Abstract

The nucleotide sequence of GmDNV, an insect parvovirus, reveals large open reading frames (ORFs) on both strands of the viral replicative form DNA. Previously, we identified two viral transcripts within the polyadenylated RNA fraction of infected host larvae (Gross et al., 1990, J. Invertebr. Pathol.56, 175–180). In this work we used hybridization of single-stranded, unidirectional probes to RNA blots to show that the two transcripts, synthesized in vivo in GmDNV-infected Galleria mellonella larvae, are of antiparallel orientation. To determine their coding specificities, polyadenylated RNAs were isolated from hybrids with DNA from the left and right halves of the viral genome and translated in a rabbit reticulocyte system.

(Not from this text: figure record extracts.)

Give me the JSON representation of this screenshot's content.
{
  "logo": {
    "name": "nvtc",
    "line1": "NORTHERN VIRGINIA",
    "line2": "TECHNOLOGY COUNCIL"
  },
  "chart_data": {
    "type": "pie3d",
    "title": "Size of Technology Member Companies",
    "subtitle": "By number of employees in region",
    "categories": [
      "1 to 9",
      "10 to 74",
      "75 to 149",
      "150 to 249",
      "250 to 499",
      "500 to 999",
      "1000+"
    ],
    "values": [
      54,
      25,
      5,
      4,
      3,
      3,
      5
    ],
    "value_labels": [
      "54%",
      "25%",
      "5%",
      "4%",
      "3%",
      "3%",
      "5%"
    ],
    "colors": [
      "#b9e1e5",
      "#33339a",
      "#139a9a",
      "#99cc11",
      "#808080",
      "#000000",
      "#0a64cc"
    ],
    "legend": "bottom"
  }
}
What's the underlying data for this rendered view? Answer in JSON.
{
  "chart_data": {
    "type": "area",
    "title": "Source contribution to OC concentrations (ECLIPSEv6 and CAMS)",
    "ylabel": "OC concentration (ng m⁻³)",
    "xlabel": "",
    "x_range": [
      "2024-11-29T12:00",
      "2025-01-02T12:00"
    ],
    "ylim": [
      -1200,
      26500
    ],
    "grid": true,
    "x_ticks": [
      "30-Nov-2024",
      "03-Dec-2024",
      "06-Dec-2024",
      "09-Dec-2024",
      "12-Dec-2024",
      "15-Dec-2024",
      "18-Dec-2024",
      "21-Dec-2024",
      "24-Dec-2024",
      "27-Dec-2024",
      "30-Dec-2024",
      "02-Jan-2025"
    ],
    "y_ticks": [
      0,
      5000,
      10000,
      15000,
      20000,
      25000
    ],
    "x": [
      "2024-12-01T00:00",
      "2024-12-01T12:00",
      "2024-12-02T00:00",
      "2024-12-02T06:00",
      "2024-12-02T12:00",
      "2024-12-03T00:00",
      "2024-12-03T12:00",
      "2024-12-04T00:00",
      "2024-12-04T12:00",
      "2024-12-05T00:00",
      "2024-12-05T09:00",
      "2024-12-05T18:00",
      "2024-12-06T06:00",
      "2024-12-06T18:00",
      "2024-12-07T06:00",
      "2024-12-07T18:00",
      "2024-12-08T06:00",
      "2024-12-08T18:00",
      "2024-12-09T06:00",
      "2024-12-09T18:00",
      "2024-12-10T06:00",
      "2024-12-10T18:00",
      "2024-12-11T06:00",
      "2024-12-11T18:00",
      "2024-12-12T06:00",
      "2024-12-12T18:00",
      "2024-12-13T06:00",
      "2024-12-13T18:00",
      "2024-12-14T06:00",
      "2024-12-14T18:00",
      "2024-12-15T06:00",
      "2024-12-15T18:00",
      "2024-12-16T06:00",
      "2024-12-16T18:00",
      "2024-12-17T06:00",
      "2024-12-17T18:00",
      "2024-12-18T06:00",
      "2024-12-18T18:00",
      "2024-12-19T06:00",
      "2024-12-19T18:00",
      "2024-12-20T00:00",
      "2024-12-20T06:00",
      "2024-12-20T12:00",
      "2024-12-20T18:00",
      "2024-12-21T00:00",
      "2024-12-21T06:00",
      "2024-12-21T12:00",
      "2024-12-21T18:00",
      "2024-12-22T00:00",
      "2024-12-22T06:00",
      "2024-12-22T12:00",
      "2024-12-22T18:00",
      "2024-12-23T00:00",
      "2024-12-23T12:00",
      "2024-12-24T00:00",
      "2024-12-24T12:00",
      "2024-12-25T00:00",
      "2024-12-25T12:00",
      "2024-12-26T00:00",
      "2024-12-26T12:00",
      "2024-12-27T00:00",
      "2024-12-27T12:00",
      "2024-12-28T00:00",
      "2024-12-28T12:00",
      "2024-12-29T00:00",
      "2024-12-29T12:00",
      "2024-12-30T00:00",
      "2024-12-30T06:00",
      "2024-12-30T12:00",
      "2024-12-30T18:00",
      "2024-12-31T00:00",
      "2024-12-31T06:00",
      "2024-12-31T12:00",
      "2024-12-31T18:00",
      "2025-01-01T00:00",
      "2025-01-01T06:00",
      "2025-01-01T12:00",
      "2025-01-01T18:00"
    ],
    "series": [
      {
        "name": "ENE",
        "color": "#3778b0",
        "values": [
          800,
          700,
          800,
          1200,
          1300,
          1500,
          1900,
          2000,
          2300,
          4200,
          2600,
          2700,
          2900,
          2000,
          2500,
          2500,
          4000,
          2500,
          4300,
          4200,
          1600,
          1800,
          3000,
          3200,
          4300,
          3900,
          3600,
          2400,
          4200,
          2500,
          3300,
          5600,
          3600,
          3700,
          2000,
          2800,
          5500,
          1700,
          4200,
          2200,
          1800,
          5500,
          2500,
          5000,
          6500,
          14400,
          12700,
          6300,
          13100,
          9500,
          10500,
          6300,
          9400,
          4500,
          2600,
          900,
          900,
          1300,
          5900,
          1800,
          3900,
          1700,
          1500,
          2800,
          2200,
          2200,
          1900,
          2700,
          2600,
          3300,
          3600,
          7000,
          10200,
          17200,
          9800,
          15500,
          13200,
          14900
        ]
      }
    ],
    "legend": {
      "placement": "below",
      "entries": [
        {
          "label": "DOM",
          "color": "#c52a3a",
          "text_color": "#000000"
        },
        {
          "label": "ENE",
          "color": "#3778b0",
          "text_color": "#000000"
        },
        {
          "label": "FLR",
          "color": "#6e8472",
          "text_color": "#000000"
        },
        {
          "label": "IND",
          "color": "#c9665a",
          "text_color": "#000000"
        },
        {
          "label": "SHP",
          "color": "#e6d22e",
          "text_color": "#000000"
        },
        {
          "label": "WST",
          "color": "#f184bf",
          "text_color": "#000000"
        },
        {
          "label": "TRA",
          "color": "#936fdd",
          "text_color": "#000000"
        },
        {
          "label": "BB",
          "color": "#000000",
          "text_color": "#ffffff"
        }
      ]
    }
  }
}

The “right,” 2.4-kb hybrid-selected RNA was shown to direct the synthesis of four polypeptides that comigrated with the four viral capsid proteins and were immunoprecipitated with anti-GmDNV serum. Translation of the “left,” 1.8-kb RNA yielded three polypeptides, none of which was detected among the viral capsid proteins. This type of expression strategy is unique among vertebrate and most invertebrate parvoviruses, which use only one DNA strand to encode all their proteins. On the other hand, the basic organization of parvoviruses, in which the regulatory and structural proteins are encoded, respectively, by two clusters of ORFs located at the left and right halves of the genome, is conserved.